Yes, I was the nerdy guy complaining that there were already too many awful networking applications, and that promulgating stupid myths like “UDP performs better than TCP” or “the Nagle algorithm is slowing your app down, just disable it” causes there to be more of the same.
But I think that’s really the point – you actually do want nerds of that calibre writing your network applications, because network programming is not easy – it’s actually hard. As I have put it on a number of occasions, when you’re writing a program that works over a network, you’re only writing one half of the application (if that). The other half is written by someone else – and that person may have read a different RFC (or a different version of the protocol design), may have had a different interpretation of ambiguous (or even completely clear) sections, or could even be out to destroy your program, your data, your company, and anyone who ever trusted your application.
Surviving in those circumstances requires an understanding of the purity of good network code.
Bicycle messengers are faster than the postal service, too. Fast isn’t always what you’re looking for. In the case comparing UDP and TCP, if it was just a matter of “UDP is faster than TCP”, all the world’s web sites would be running on some protocol other than HTTP, because HTTP is rooted in TCP. Why don’t they?

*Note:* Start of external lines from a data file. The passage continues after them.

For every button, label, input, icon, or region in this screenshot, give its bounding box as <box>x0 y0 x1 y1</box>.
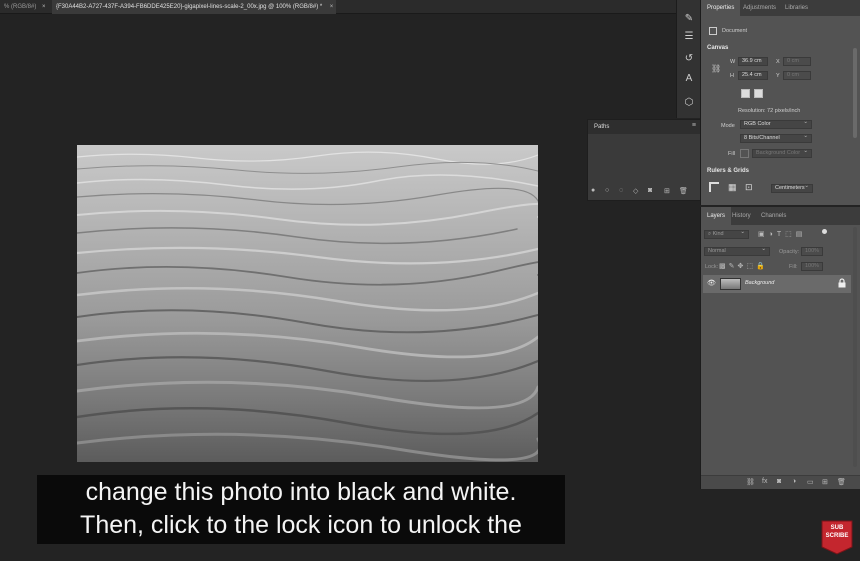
link-layers-icon[interactable]: ⛓ <box>746 478 755 486</box>
rulers-icon[interactable] <box>709 182 719 192</box>
add-mask-icon[interactable]: ◙ <box>648 187 652 194</box>
layer-style-fx-icon[interactable]: fx <box>762 478 767 485</box>
stroke-path-icon[interactable]: ○ <box>605 187 609 194</box>
subscribe-button[interactable]: SUB SCRIBE <box>820 519 854 555</box>
filter-toggle-icon[interactable] <box>822 229 827 234</box>
fill-label: Fill <box>728 151 736 157</box>
opacity-field[interactable]: 100% <box>801 247 823 256</box>
fill-dropdown[interactable]: Background Color <box>752 148 812 158</box>
video-caption: change this photo into black and white. … <box>37 475 565 544</box>
landscape-orientation-icon[interactable] <box>754 89 763 98</box>
lock-icon[interactable] <box>837 278 847 288</box>
adjustment-layer-icon[interactable]: ◑ <box>792 478 796 485</box>
lock-options-icons[interactable]: ▩✎✥⬚🔒 <box>719 262 768 270</box>
fill-label: Fill: <box>789 264 798 270</box>
close-icon[interactable]: × <box>42 4 46 10</box>
tab-layers[interactable]: Layers <box>701 207 732 225</box>
tab-history[interactable]: History <box>732 207 751 225</box>
adjustments-sliders-icon[interactable]: ☰ <box>682 30 696 44</box>
properties-panel: Properties Adjustments Libraries Documen… <box>700 0 860 205</box>
height-label: H <box>730 73 734 79</box>
layer-row-background[interactable]: 👁 Background <box>703 275 851 293</box>
caption-line-2: Then, click to the lock icon to unlock t… <box>80 511 522 539</box>
canvas-section-title[interactable]: Canvas <box>707 45 728 51</box>
resolution-text: Resolution: 72 pixels/inch <box>738 108 801 114</box>
x-field[interactable]: 0 cm <box>783 57 811 66</box>
new-path-icon[interactable]: ⊞ <box>664 187 670 195</box>
tab-properties[interactable]: Properties <box>701 0 741 16</box>
delete-layer-icon[interactable]: 🗑 <box>837 478 846 486</box>
properties-tabs: Properties Adjustments Libraries <box>701 0 860 16</box>
y-field[interactable]: 0 cm <box>783 71 811 80</box>
add-mask-icon[interactable]: ◙ <box>777 478 781 485</box>
filter-kind-dropdown[interactable]: ⌕ Kind <box>704 229 749 239</box>
new-group-icon[interactable]: ▭ <box>807 478 814 486</box>
fill-path-icon[interactable]: ● <box>591 187 595 194</box>
document-tab-active[interactable]: {F30A44B2-A727-437F-A394-FB6DDE425E20}-g… <box>52 0 337 14</box>
fill-field[interactable]: 100% <box>801 262 823 271</box>
layers-panel: Layers History Channels ⌕ Kind ▣◑T⬚▤ Nor… <box>700 207 860 489</box>
link-icon[interactable]: ⛓ <box>711 64 721 73</box>
subscribe-text-2: SCRIBE <box>825 533 849 539</box>
layers-scrollbar[interactable] <box>853 227 857 467</box>
tab-libraries[interactable]: Libraries <box>785 0 808 16</box>
document-icon <box>709 27 717 35</box>
width-field[interactable]: 36.9 cm <box>738 57 768 66</box>
tab-adjustments[interactable]: Adjustments <box>743 0 776 16</box>
height-field[interactable]: 25.4 cm <box>738 71 768 80</box>
portrait-orientation-icon[interactable] <box>741 89 750 98</box>
document-label: Document <box>722 28 748 34</box>
fill-color-swatch[interactable] <box>740 149 749 158</box>
visibility-eye-icon[interactable]: 👁 <box>707 279 716 287</box>
new-layer-icon[interactable]: ⊞ <box>822 478 828 486</box>
tab-channels[interactable]: Channels <box>761 207 786 225</box>
delete-path-icon[interactable]: 🗑 <box>679 187 688 195</box>
x-label: X <box>776 59 780 65</box>
document-photo-water[interactable] <box>77 145 538 462</box>
paths-panel-title[interactable]: Paths <box>588 120 700 134</box>
units-dropdown[interactable]: Centimeters <box>771 183 813 193</box>
water-ripples-image <box>77 151 538 462</box>
color-mode-dropdown[interactable]: RGB Color <box>740 119 812 129</box>
load-selection-icon[interactable]: ◌ <box>619 187 623 194</box>
layer-filter-icons[interactable]: ▣◑T⬚▤ <box>758 230 806 238</box>
layers-footer: ⛓ fx ◙ ◑ ▭ ⊞ 🗑 <box>701 475 860 489</box>
paths-panel-footer: ● ○ ◌ ◇ ◙ ⊞ 🗑 <box>588 187 700 197</box>
width-label: W <box>730 59 736 65</box>
layers-tabs: Layers History Channels <box>701 207 860 225</box>
rulers-grids-section-title[interactable]: Rulers & Grids <box>707 168 749 174</box>
panel-menu-icon[interactable]: ≡ <box>692 122 696 129</box>
properties-scrollbar[interactable] <box>853 48 857 138</box>
bit-depth-dropdown[interactable]: 8 Bits/Channel <box>740 133 812 143</box>
document-tab-bar: % (RGB/8#) × {F30A44B2-A727-437F-A394-FB… <box>0 0 676 14</box>
y-label: Y <box>776 73 780 79</box>
guides-icon[interactable]: ⊡ <box>745 182 753 192</box>
make-path-icon[interactable]: ◇ <box>633 187 638 195</box>
lock-label: Lock: <box>705 264 719 270</box>
close-icon[interactable]: × <box>330 0 334 14</box>
kind-label: Kind <box>712 231 724 237</box>
subscribe-text-1: SUB <box>830 525 844 531</box>
mode-label: Mode <box>721 123 735 129</box>
tab-label: {F30A44B2-A727-437F-A394-FB6DDE425E20}-g… <box>56 4 323 10</box>
paths-panel: Paths ≡ ● ○ ◌ ◇ ◙ ⊞ 🗑 <box>587 119 701 201</box>
opacity-label: Opacity: <box>779 249 800 255</box>
3d-cube-icon[interactable]: ⬡ <box>682 96 696 110</box>
grid-icon[interactable]: ▦ <box>728 182 737 192</box>
history-icon[interactable]: ↺ <box>682 52 696 66</box>
tab-label: % (RGB/8#) <box>4 4 37 10</box>
panel-icon-strip: ✎ ☰ ↺ A ⬡ <box>676 0 700 118</box>
blend-mode-dropdown[interactable]: Normal <box>704 246 770 256</box>
caption-line-1: change this photo into black and white. <box>85 478 517 506</box>
brush-settings-icon[interactable]: ✎ <box>682 12 696 26</box>
character-icon[interactable]: A <box>682 72 696 86</box>
document-tab-previous[interactable]: % (RGB/8#) × <box>0 0 50 14</box>
layer-thumbnail <box>720 278 741 290</box>
layer-name: Background <box>745 280 775 286</box>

Because UDP repeats packets, loses packets, repeats packets, and first of all, re-orders packets. And when your web delivery over UDP protocol retransmits those lost packets, correctly orders packets, drops repeated packets, and thereby gives you the full web experience without glitches, it’s re-written large chunks of the TCP stack over UDP – and done so with worse performance.
Don’t get me wrong – UDP is useful in and of itself, just not for the same tasks TCP is useful for. UDP is great for streaming audio and video, because you’d rather drop frames or snippets of sound than wait for them to arrive later (as they would do with TCP requesting retransmission, say). If you can afford to lose a few packets here and there in the interest of timely delivery of those packets that do get through, your application protocol is ideally suited to UDP. If it’s more important to occasionally wait a little in order to get the whole stream, TCP will outperform UDP every time.
Never choose UDP over TCP because you heard it goes faster.
Choose UDP over TCP because you’d rather have packets dropped at random by the network layer than have them arrive any later than the absolute fastest they can get there.
Choose TCP over UDP because you’d rather have all the packets that were sent, in the order that they were sent, than get most / many / some of them earlier.
And whether you use TCP or UDP, you can now add TLS-style security protection.
I await the arrival of encrypted UDP traffic with some interest.